Bestem, in Hangzhou, Zhejiang province, had previously challenged the validity of four Lifetime patents in China, and the Patent Reexamination Board of China’s State Intellectual Property Office agreed with the Chinese firm on three of them and invalidated all three, said Tim Schade, Lifetime’s general counsel, in an April 26 interview.

But the patent board had upheld Lifetime’s fourth patent, and that is the one at the center of the April 20 Shanghai court decision, Schade said.

“The court now has a valid right and they’ve enforced it,” he said. “We’ve appealed the decision on the other three patents and those appeals are making their way through the process.

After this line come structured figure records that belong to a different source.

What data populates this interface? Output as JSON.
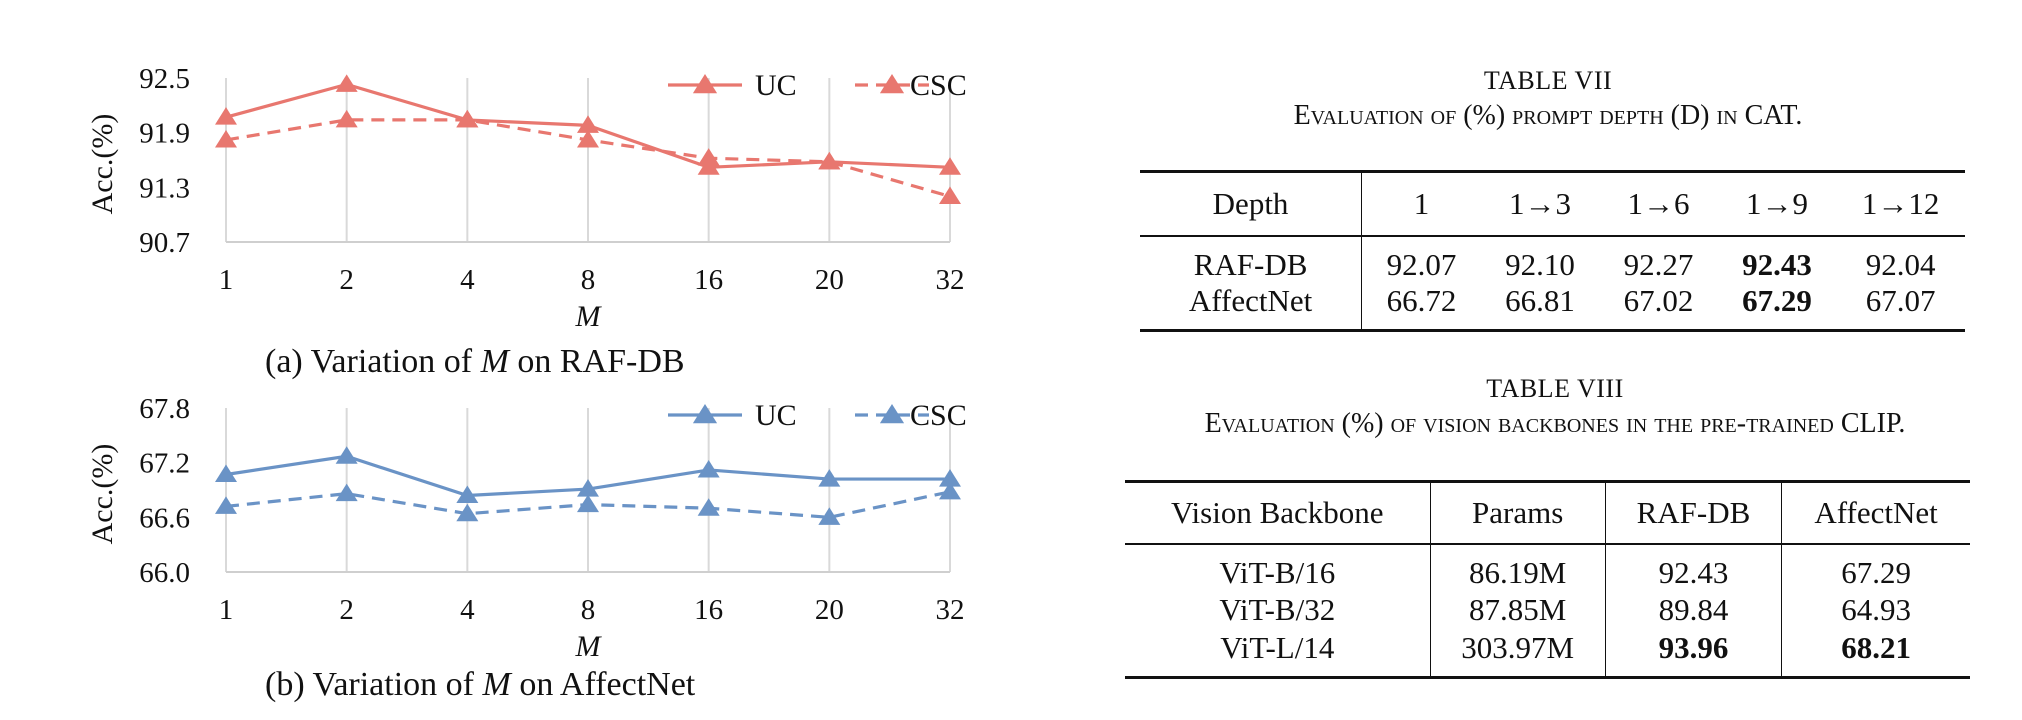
{
  "chart_data": [
    {
      "type": "line",
      "id": "a",
      "categories": [
        "1",
        "2",
        "4",
        "8",
        "16",
        "20",
        "32"
      ],
      "series": [
        {
          "name": "UC",
          "values": [
            92.07,
            92.43,
            92.04,
            91.98,
            91.52,
            91.58,
            91.52
          ],
          "style": "solid",
          "color": "#e8776f"
        },
        {
          "name": "CSC",
          "values": [
            91.82,
            92.04,
            92.04,
            91.82,
            91.62,
            91.58,
            91.2
          ],
          "style": "dashed",
          "color": "#e8776f"
        }
      ],
      "ylabel": "Acc.(%)",
      "xlabel": "M",
      "yticks": [
        "92.5",
        "91.9",
        "91.3",
        "90.7"
      ],
      "ylim": [
        90.7,
        92.5
      ],
      "grid": "vertical",
      "legend_position": "top-right"
    },
    {
      "type": "line",
      "id": "b",
      "categories": [
        "1",
        "2",
        "4",
        "8",
        "16",
        "20",
        "32"
      ],
      "series": [
        {
          "name": "UC",
          "values": [
            67.07,
            67.27,
            66.84,
            66.91,
            67.12,
            67.02,
            67.02
          ],
          "style": "solid",
          "color": "#6a93c6"
        },
        {
          "name": "CSC",
          "values": [
            66.72,
            66.86,
            66.64,
            66.74,
            66.7,
            66.6,
            66.88
          ],
          "style": "dashed",
          "color": "#6a93c6"
        }
      ],
      "ylabel": "Acc.(%)",
      "xlabel": "M",
      "yticks": [
        "67.8",
        "67.2",
        "66.6",
        "66.0"
      ],
      "ylim": [
        66.0,
        67.8
      ],
      "grid": "vertical",
      "legend_position": "top-right"
    }
  ],
  "captions": {
    "a_prefix": "(a) Variation of",
    "a_var": "M",
    "a_suffix": "on RAF-DB",
    "b_prefix": "(b) Variation of",
    "b_var": "M",
    "b_suffix": "on AffectNet"
  },
  "table7": {
    "number": "TABLE VII",
    "title": "Evaluation of (%) prompt depth (D) in CAT.",
    "header": [
      "Depth",
      "1",
      "1→3",
      "1→6",
      "1→9",
      "1→12"
    ],
    "rows": [
      {
        "name": "RAF-DB",
        "cells": [
          "92.07",
          "92.10",
          "92.27",
          "92.43",
          "92.04"
        ]
      },
      {
        "name": "AffectNet",
        "cells": [
          "66.72",
          "66.81",
          "67.02",
          "67.29",
          "67.07"
        ]
      }
    ]
  },
  "table8": {
    "number": "TABLE VIII",
    "title": "Evaluation (%) of vision backbones in the pre-trained CLIP.",
    "header": [
      "Vision Backbone",
      "Params",
      "RAF-DB",
      "AffectNet"
    ],
    "rows": [
      [
        "ViT-B/16",
        "86.19M",
        "92.43",
        "67.29"
      ],
      [
        "ViT-B/32",
        "87.85M",
        "89.84",
        "64.93"
      ],
      [
        "ViT-L/14",
        "303.97M",
        "93.96",
        "68.21"
      ]
    ]
  }
}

I think there are good grounds.”

A Bestem sales executive interviewed April 27 at the company’s booth at the Canton Fair, a large trade show in Guangzhou, declined to comment, but the company had previously termed the patent review board’s decision a victory.

The patent at issue in the Shanghai court decision deals with a design feature that strengthens corners and edges of the blow molded plastic tables.

The decision requires Bestem to stop infringing, which Lifetime believes means Bestem will have to redesign its molds, Schade said.

Lifetime claims to be the world’s largest manufacturer of blow molded polyethylene plastic tables and chairs. It also has a factory in China’s Fujian province.